Let’s talk about the food.…We knew San Francisco is famous for its sourdough bread so, at every chance, we enjoyed the classic Boudin sourdough bread – either fresh, toasted, as the base for a grilled sandwich, or even as a soup bowl. Of course, the city’s also known as the birthplace of Ghirardelli Chocolate, so we HAD to sample that, too, along with a Ghirardelli chocolate croissant.  

Then there was the Chinese food in San Francisco’s Chinatown. Mmm! My husband and I are pretty adventurous and willing to try the foods of the area (within reason!) when we travel, so we lucked out with recommended restaurants in Chinatown. Our favorite new dish was a hot beef rollup that included cold and crunchy raw pieces of a round Chinese squash that we’d never had before.  

When we first got to the city, we did a tea-tasting in Chinatown. There are lots of places that offer these, and they’re free! We tasted and learned the benefits of and differences between green, red and black teas. We chose a couple favorites to bring home to our girls.  

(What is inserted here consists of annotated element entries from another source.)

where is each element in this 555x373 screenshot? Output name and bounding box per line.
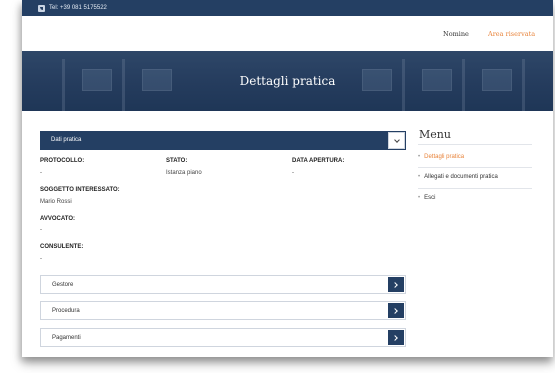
sidebar-item-label: Dettagli pratica <box>424 154 465 160</box>
sidebar-item-label: Allegati e documenti pratica <box>424 174 498 180</box>
protocollo-value: - <box>40 170 42 176</box>
expand-button[interactable] <box>388 303 404 318</box>
menu-divider <box>418 167 532 168</box>
stato-label: STATO: <box>166 158 188 164</box>
page-frame: Tel: +39 081 5175522 Nomine Area riserva… <box>22 0 553 357</box>
expand-button[interactable] <box>388 330 404 345</box>
accordion-label: Gestore <box>52 282 74 288</box>
sidebar-item-allegati[interactable]: • Allegati e documenti pratica <box>418 174 498 180</box>
accordion-procedura[interactable]: Procedura <box>40 301 406 320</box>
bullet-icon: • <box>418 174 421 180</box>
top-bar: Tel: +39 081 5175522 <box>22 0 553 16</box>
collapse-toggle-button[interactable] <box>388 132 405 149</box>
data-apertura-value: - <box>292 170 294 176</box>
accordion-label: Pagamenti <box>52 335 81 341</box>
sidebar-menu-title: Menu <box>419 128 451 141</box>
soggetto-interessato-value: Mario Rossi <box>40 199 72 205</box>
sidebar-item-dettagli-pratica[interactable]: • Dettagli pratica <box>418 154 464 160</box>
main-navigation: Nomine Area riservata <box>22 16 553 51</box>
menu-divider <box>418 144 532 145</box>
nav-link-area-riservata[interactable]: Area riservata <box>488 30 535 38</box>
chevron-right-icon <box>392 307 398 314</box>
avvocato-value: - <box>40 227 42 233</box>
soggetto-interessato-label: SOGGETTO INTERESSATO: <box>40 187 120 193</box>
data-apertura-label: DATA APERTURA: <box>292 158 345 164</box>
consulente-value: - <box>40 256 42 262</box>
page-hero-banner: Dettagli pratica <box>22 51 553 111</box>
bullet-icon: • <box>418 195 421 201</box>
sidebar-item-esci[interactable]: • Esci <box>418 195 435 201</box>
protocollo-label: PROTOCOLLO: <box>40 158 85 164</box>
chevron-right-icon <box>392 281 398 288</box>
accordion-pagamenti[interactable]: Pagamenti <box>40 328 406 347</box>
chevron-right-icon <box>392 334 398 341</box>
consulente-label: CONSULENTE: <box>40 244 84 250</box>
accordion-gestore[interactable]: Gestore <box>40 275 406 294</box>
nav-link-nomine[interactable]: Nomine <box>443 30 469 38</box>
phone-icon <box>38 4 45 12</box>
avvocato-label: AVVOCATO: <box>40 216 76 222</box>
accordion-label: Procedura <box>52 308 80 314</box>
stato-value: Istanza piano <box>166 170 202 176</box>
menu-divider <box>418 188 532 189</box>
dati-pratica-panel-header[interactable]: Dati pratica <box>40 131 406 150</box>
chevron-down-icon <box>393 136 400 143</box>
page-title: Dettagli pratica <box>239 74 336 88</box>
bullet-icon: • <box>418 154 421 160</box>
sidebar-item-label: Esci <box>424 195 436 201</box>
expand-button[interactable] <box>388 277 404 292</box>
phone-number[interactable]: Tel: +39 081 5175522 <box>49 5 107 11</box>
panel-title: Dati pratica <box>51 137 82 143</box>
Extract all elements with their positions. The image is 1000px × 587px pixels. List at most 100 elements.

We also visited a popular fortune cookie factory in Ross Alley in Chinatown and watched regular and chocolate cookie wafers being shaped and hand-stuffed with fortunes. Yes, we took a few tastes and also brought home a few bags to share.  

Golden Gate Fortune Cookie Factory Culinary Highlights of My Trip to California: Part 1

Have you ever seen fortune cookies being stuffed & shaped?

 

The pastries we had at Mara’s Italian Pastry Shop in San Francisco’s Italian section were unbelievable! My husband, a true chocoholic, will forever crave their homemade éclairs stuffed with real custard and topped with thick, dark chocolate. I prefer fruity, non-chocolate desserts, and I was in heaven with their fresh strawberry gelato and almond biscotti that had the perfect amount of crunch. And the coffee was outstanding there and everywhere we went in California – always mellow with no hint of bitterness.  

Maras Italian Pastry Shop Culinary Highlights of My Trip to California: Part 1

The Italian pastries, gelato and coffee are awesome at Mara's!